Bir an için bu cevabın doğru olduğunu kabul edelim. Yalnız haziran ayındaki enflasyon tablosunun anormalliğini de not edelim. Özellikle açıklaması gerçekten güç bir gıda fiyatları artışı ve beklenenden çok daha sınırlı gerçekleşen giyim fiyatları düşüşü bu anormalliği gösteriyor. İddiamız o ki, bu durumda PPK açısından daha doğru olan faiz kararını vermeden önce temmuz enflasyonunu da görmesi ve haziranın bir anomaliden ziyade bir trend olduğundan emin olması gerekir. Zira PPK istediği zaman acil toplanıp politika faizine dair karar alabilir. Eğer ağustos başında enflasyona dair haziran kaynaklı endişeleri devam ederse PPK üyeleri toplanıp faizlerde bir artışa gidebilirler. Ayrıca haftalık ve gecelik fonlama miktarları değiştirilerek fonlama maliyeti politika faizinin üzerine çekilebilir. Şayet TCMB “gereğinden yüksek” faizlerin olumsuz etkilerinden endişe ediyorsa yapması gereken budur. Lakin malum çevrelerin böyle kaygıları olmadığı ortadadır. O yüzden onlar kararlarını çoktan vermiş durumdalar.

Burada yazıyı fazla uzatmadan bir tespit daha yapacağız. O da PPK kararlarına dair beklentilerin artık bir sınav, bir test haline getirilmiş olması. Uzun zamandır aynı senaryo tekrarlanıyor. Daha iki hafta öncesinden bu PPK toplantısına dair yine aynı söylemler başlamıştı; “PPK faiz artırımı kararı alarak bağımsızlık testinden geçmeli”. Zira faizin artması gerektiği tartışmasız doğru. Şayet Merkez bunu yapmazsa bağımsızlık sınavından kalacak. Bağımsız olmayan bir Merkez Bankası’nın da güvenilirliği kalmaz. Bu durumda sermaye çıkışı hızlanır ve kur hızla yukarı çıkar. İşte bu yüzden faiz artışı şart.

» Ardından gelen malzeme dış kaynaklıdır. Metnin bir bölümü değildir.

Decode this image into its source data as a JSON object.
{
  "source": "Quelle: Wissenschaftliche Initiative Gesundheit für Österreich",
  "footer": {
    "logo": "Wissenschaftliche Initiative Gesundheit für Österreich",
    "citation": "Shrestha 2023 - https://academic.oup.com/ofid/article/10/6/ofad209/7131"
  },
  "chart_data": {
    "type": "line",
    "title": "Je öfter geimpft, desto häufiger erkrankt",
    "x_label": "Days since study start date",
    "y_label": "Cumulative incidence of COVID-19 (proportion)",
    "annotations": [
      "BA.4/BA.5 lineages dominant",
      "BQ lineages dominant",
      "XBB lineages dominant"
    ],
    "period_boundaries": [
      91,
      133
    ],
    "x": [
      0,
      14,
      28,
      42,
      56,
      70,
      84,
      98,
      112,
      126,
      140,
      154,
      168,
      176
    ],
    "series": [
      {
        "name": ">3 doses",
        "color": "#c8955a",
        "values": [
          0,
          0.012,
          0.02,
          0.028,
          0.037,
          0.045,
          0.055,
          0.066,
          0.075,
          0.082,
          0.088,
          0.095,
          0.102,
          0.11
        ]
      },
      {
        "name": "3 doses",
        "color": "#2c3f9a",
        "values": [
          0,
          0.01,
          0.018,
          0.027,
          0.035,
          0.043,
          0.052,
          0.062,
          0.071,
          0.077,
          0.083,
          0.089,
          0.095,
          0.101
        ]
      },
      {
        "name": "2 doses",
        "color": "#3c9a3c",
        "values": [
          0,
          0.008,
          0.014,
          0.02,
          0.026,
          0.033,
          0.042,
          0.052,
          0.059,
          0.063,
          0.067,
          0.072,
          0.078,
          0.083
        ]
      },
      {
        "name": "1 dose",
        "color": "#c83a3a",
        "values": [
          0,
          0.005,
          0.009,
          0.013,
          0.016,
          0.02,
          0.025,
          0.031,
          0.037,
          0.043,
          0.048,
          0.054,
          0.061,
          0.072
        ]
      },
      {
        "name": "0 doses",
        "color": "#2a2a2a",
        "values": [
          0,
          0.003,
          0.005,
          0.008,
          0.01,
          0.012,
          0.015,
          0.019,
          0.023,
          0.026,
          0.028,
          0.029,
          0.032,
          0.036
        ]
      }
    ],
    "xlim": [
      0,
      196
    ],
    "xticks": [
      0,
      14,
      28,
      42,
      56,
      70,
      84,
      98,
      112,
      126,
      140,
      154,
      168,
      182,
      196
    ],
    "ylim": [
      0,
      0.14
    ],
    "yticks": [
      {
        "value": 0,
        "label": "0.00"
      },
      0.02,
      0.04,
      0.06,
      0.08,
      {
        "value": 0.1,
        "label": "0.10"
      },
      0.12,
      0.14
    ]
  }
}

Tam bir kuşatılmışlık değil mi? Yalnız bunda kendi kabahatimizi ve bu kuşatılmaya maalesef izin verdiğimizi de göz ardı etmeyelim. Bu seferki PPK toplantısına dair bir özel durumu da belirtmekte fayda var. O da 24 Haziran’ın ardından yeni bir dönemin başlaması ve bu yeni dönemde ekonomi yönetiminin tek elde toplanması. Daha atanır atanmaz yeni Bakanımız Berat Albayrak ismi üzerinde koparılan “yaygara” ve bu PPK da alınacak faiz kararının Albayrak için de bir sınav olacağı yönündeki algı operasyonu meseleyi daha da belirginleştirmiş durumda.

Tercih PPK üyelerinindir. Ya “bağımsız” karar alacaklar ve bu kuşatılmışlığa bir cevap verecekler ya da bağımlılıklarını perçinleyecekler. Unutmasınlar ki bugün malum çevrelerin “beklentilerine” uygun alacakları bir kararın çok ciddi maliyetleri olacak. Üstelik bir sonraki toplantıya kollarını biraz daha bağlamış, teslimiyetlerini biraz daha arttırmış olacak. Lakin PPK toplantısının sonunda, enflasyondaki gidişatı takip ederek faiz kararlarını ona göre vereceklerini açıklamayı seçerlerse hem ekonomiye gereksiz yeni maliyetler yükleme riskini almayacaklar hem de gerçekten “bağımsız” olduklarını gösterecekler.